You really have to look back at the influences that shape each analyst, over time. In my case, I was trained as a Statistician, which pushed me toward Optimization/Prediction. Then I entered the Direct Marketing world, and noticed that Executives are not fans of Optimization/Prediction ... they tend to gravitate toward a Segmentation/Forecasting quadrant that was opposite of my training.
In other words, I had to change my approach.
I borrowed heavily from things that were done at Fingerhut in the 1980s ... where they used a Segmentation/Forecasting bridge known as the rolling twelve-month file to demonstrate the health of the business independent of marketing campaigns. I borrowed heavily from Jim Fulton, a former Lands' End co-worker who is now a Database Marketing consultant (Customer Metrics) ... he heavily leveraged the Forecasting system to demonstrate that new customers, not customer loyalty, lead to a healthy, growing business. I borrowed from Lands' End, who skewed heavily toward a Segmentation/Optimization platform. I borrowed heavily from Spiegel, a company that used a clever Segmentation/Forecasting bridge (I'll cover this in a future post) to measure file health. I borrowed from Eddie Bauer, where pure Segmentation systems failed to improve the health of the customer file, pushing me toward channel interactions (Forecasting). I borrowed from Nordstrom, a heavy Segmentation/Forecasting culture that "ripped the band aid off" on strategies without the need for Optimization. I borrowed heavily from some of the early Forecasting/Prediction work done at the Santa Fe Institute in the mid 1990s, and borrowed heavily from Mathematical Biology (Forecasting/Prediction).

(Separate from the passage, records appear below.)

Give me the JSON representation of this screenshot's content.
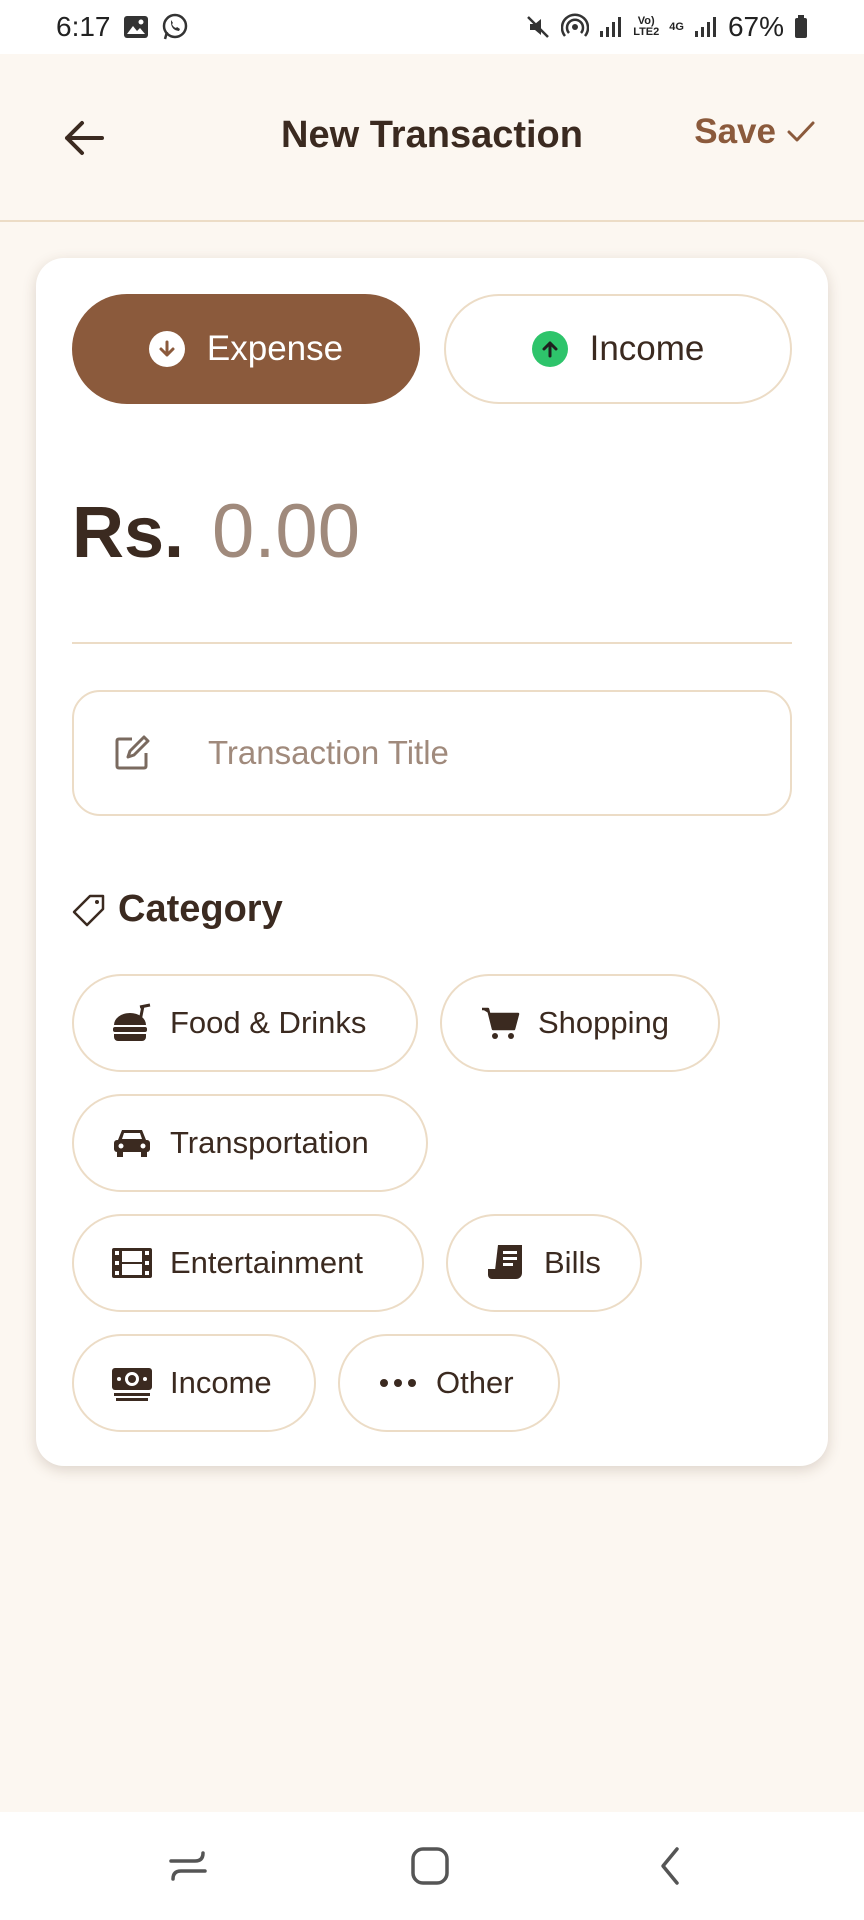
{
  "status_bar": {
    "time": "6:17",
    "battery": "67%",
    "volte": "Vo)\nLTE2",
    "network": "4G"
  },
  "header": {
    "title": "New Transaction",
    "save_label": "Save"
  },
  "transaction_type": {
    "expense_label": "Expense",
    "income_label": "Income",
    "selected": "Expense"
  },
  "amount": {
    "currency": "Rs.",
    "value": "0.00"
  },
  "title_field": {
    "placeholder": "Transaction Title"
  },
  "category": {
    "heading": "Category",
    "items": [
      {
        "label": "Food & Drinks",
        "icon": "food-icon"
      },
      {
        "label": "Shopping",
        "icon": "cart-icon"
      },
      {
        "label": "Transportation",
        "icon": "car-icon"
      },
      {
        "label": "Entertainment",
        "icon": "film-icon"
      },
      {
        "label": "Bills",
        "icon": "receipt-icon"
      },
      {
        "label": "Income",
        "icon": "money-icon"
      },
      {
        "label": "Other",
        "icon": "more-icon"
      }
    ]
  },
  "colors": {
    "accent": "#8b5a3c",
    "background": "#fcf7f1",
    "income_green": "#2ec46b",
    "border": "#ecdcc6"
  }
}
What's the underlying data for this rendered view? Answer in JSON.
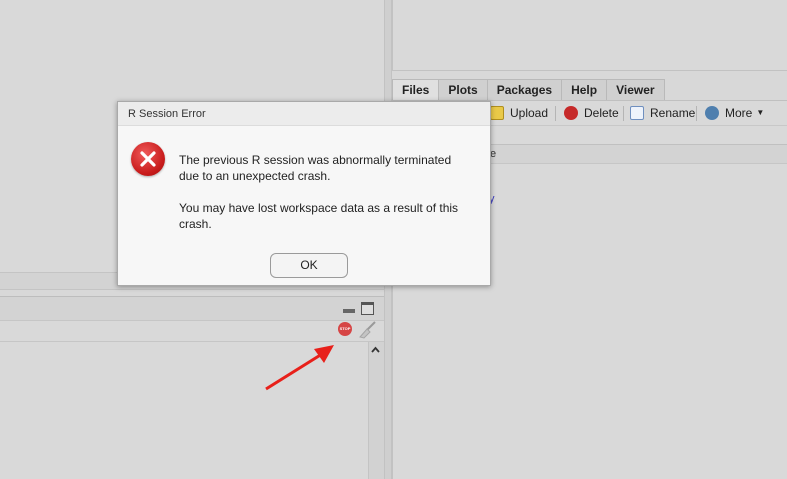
{
  "files_pane": {
    "tabs": [
      "Files",
      "Plots",
      "Packages",
      "Help",
      "Viewer"
    ],
    "toolbar": {
      "upload": "Upload",
      "delete": "Delete",
      "rename": "Rename",
      "more": "More"
    },
    "header_fragment": "e",
    "link_fragment": "y"
  },
  "console": {
    "stop_label": "STOP"
  },
  "dialog": {
    "title": "R Session Error",
    "message_1": "The previous R session was abnormally terminated due to an unexpected crash.",
    "message_2": "You may have lost workspace data as a result of this crash.",
    "ok_label": "OK"
  },
  "colors": {
    "annotation_arrow": "#e8201a",
    "error_red": "#d42a2a"
  }
}
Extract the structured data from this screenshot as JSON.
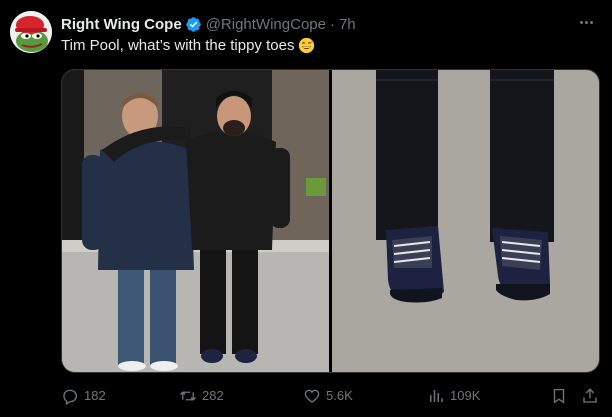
{
  "post": {
    "display_name": "Right Wing Cope",
    "handle": "@RightWingCope",
    "separator": "·",
    "time": "7h",
    "text": "Tim Pool, what’s with the tippy toes",
    "emoji": "grinning-sweat-emoji",
    "avatar_icon": "pepe-maga-hat-avatar",
    "verified_icon": "verified-badge-icon"
  },
  "media": {
    "photos": [
      {
        "kind": "two-men-standing-photo"
      },
      {
        "kind": "shoes-closeup-photo"
      }
    ]
  },
  "actions": {
    "replies": "182",
    "reposts": "282",
    "likes": "5.6K",
    "views": "109K"
  },
  "colors": {
    "background": "#000000",
    "text_primary": "#e7e9ea",
    "text_secondary": "#71767b",
    "verified_blue": "#1d9bf0",
    "border": "#2f3336"
  }
}
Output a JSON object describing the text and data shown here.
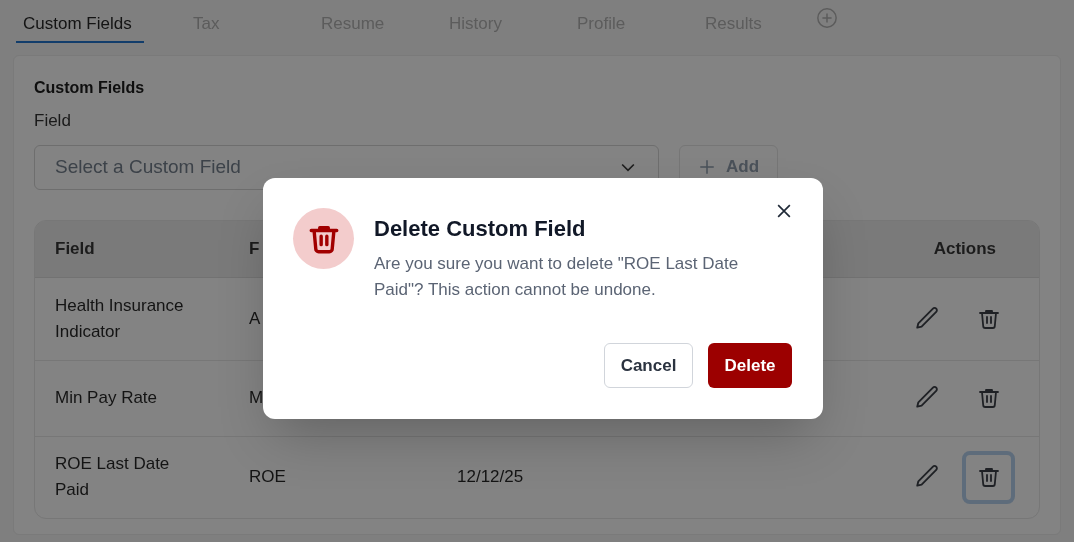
{
  "tabs": [
    {
      "label": "Custom Fields",
      "selected": true
    },
    {
      "label": "Tax",
      "selected": false
    },
    {
      "label": "Resume",
      "selected": false
    },
    {
      "label": "History",
      "selected": false
    },
    {
      "label": "Profile",
      "selected": false
    },
    {
      "label": "Results",
      "selected": false
    }
  ],
  "section": {
    "title": "Custom Fields",
    "field_label": "Field",
    "select": {
      "placeholder": "Select a Custom Field"
    },
    "add_button": "Add"
  },
  "table": {
    "columns": [
      "Field",
      "F"
    ],
    "actions_header": "Actions",
    "rows": [
      {
        "cells": [
          "Health Insurance Indicator",
          "A"
        ],
        "delete_focused": false
      },
      {
        "cells": [
          "Min Pay Rate",
          "M"
        ],
        "delete_focused": false
      },
      {
        "cells": [
          "ROE Last Date Paid",
          "ROE",
          "12/12/25"
        ],
        "delete_focused": true
      }
    ]
  },
  "dialog": {
    "title": "Delete Custom Field",
    "message": "Are you sure you want to delete \"ROE Last Date Paid\"? This action cannot be undone.",
    "cancel_button": "Cancel",
    "confirm_button": "Delete"
  }
}
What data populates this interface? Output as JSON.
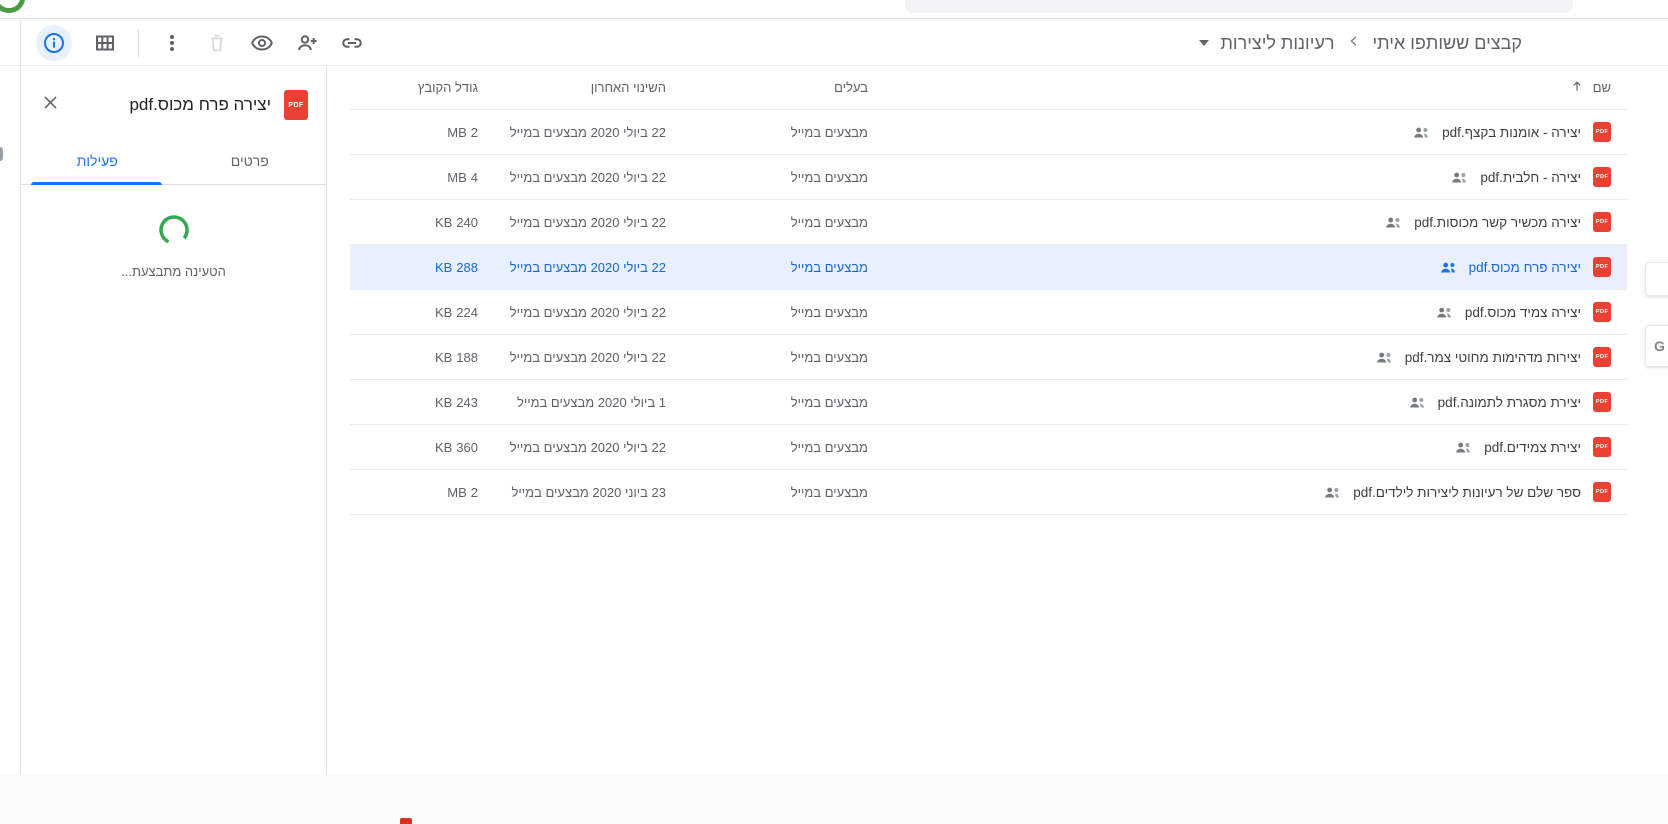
{
  "topbar": {
    "search_bar_visible": true
  },
  "toolbar": {
    "icons": [
      "info-icon",
      "grid-view-icon",
      "more-options-icon",
      "trash-icon",
      "preview-icon",
      "add-person-icon",
      "link-icon"
    ],
    "breadcrumb": {
      "parent": "קבצים ששותפו איתי",
      "current": "רעיונות ליצירות"
    }
  },
  "panel": {
    "file_badge": "PDF",
    "title": "יצירה פרח מכוס.pdf",
    "tabs": [
      {
        "label": "פרטים",
        "active": false
      },
      {
        "label": "פעילות",
        "active": true
      }
    ],
    "loading_text": "הטעינה מתבצעת..."
  },
  "table": {
    "pdf_badge": "PDF",
    "sort_direction": "asc",
    "columns": {
      "name": "שם",
      "owner": "בעלים",
      "modified": "השינוי האחרון",
      "size": "גודל הקובץ"
    },
    "rows": [
      {
        "name": "יצירה - אומנות בקצף.pdf",
        "shared": true,
        "owner": "מבצעים במייל",
        "modified": "22 ביולי 2020 מבצעים במייל",
        "size_value": "2",
        "size_unit": "MB",
        "selected": false
      },
      {
        "name": "יצירה - חלבית.pdf",
        "shared": true,
        "owner": "מבצעים במייל",
        "modified": "22 ביולי 2020 מבצעים במייל",
        "size_value": "4",
        "size_unit": "MB",
        "selected": false
      },
      {
        "name": "יצירה מכשיר קשר מכוסות.pdf",
        "shared": true,
        "owner": "מבצעים במייל",
        "modified": "22 ביולי 2020 מבצעים במייל",
        "size_value": "240",
        "size_unit": "KB",
        "selected": false
      },
      {
        "name": "יצירה פרח מכוס.pdf",
        "shared": true,
        "owner": "מבצעים במייל",
        "modified": "22 ביולי 2020 מבצעים במייל",
        "size_value": "288",
        "size_unit": "KB",
        "selected": true
      },
      {
        "name": "יצירה צמיד מכוס.pdf",
        "shared": true,
        "owner": "מבצעים במייל",
        "modified": "22 ביולי 2020 מבצעים במייל",
        "size_value": "224",
        "size_unit": "KB",
        "selected": false
      },
      {
        "name": "יצירות מדהימות מחוטי צמר.pdf",
        "shared": true,
        "owner": "מבצעים במייל",
        "modified": "22 ביולי 2020 מבצעים במייל",
        "size_value": "188",
        "size_unit": "KB",
        "selected": false
      },
      {
        "name": "יצירת מסגרת לתמונה.pdf",
        "shared": true,
        "owner": "מבצעים במייל",
        "modified": "1 ביולי 2020 מבצעים במייל",
        "size_value": "243",
        "size_unit": "KB",
        "selected": false
      },
      {
        "name": "יצירת צמידים.pdf",
        "shared": true,
        "owner": "מבצעים במייל",
        "modified": "22 ביולי 2020 מבצעים במייל",
        "size_value": "360",
        "size_unit": "KB",
        "selected": false
      },
      {
        "name": "ספר שלם של רעיונות ליצירות לילדים.pdf",
        "shared": true,
        "owner": "מבצעים במייל",
        "modified": "23 ביוני 2020 מבצעים במייל",
        "size_value": "2",
        "size_unit": "MB",
        "selected": false
      }
    ]
  },
  "edge_widgets": {
    "letter": "G"
  },
  "colors": {
    "accent_blue": "#1a73e8",
    "selected_row_bg": "#e8f0fe",
    "selected_row_text": "#1967d2",
    "pdf_red": "#e94235",
    "spinner_green": "#34a853",
    "gray_text": "#5f6368"
  }
}
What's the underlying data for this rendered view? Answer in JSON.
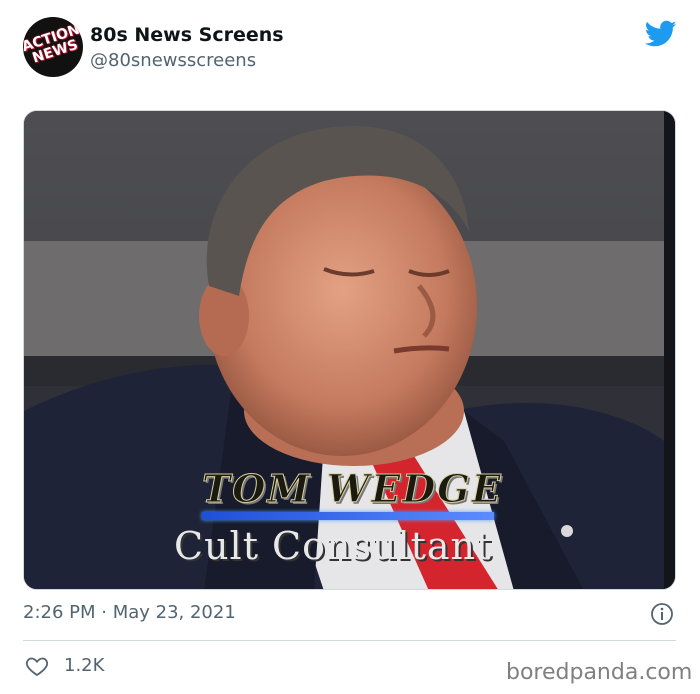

Notice that the word "Forecasting" keeps coming up in the activities that shaped my consulting focus. I skewed farther and farther away from a focus on marketing campaigns over time, skewing more and more toward holistic customer migration patterns independent of marketing campaigns.
My experiences skewed me dramatically toward the Forecasting system. I'm an enthusiastic advocate of moving beyond analysis of marketing campaigns. I realize not many agree with me. No worries!
Your experiences skew you to one system, or to a combination of systems. No skew is right or wrong, all are appropriate. You simply have to align your system with your core beliefs, and hope that your system is in alignment with those who are tasked with implementing your beliefs.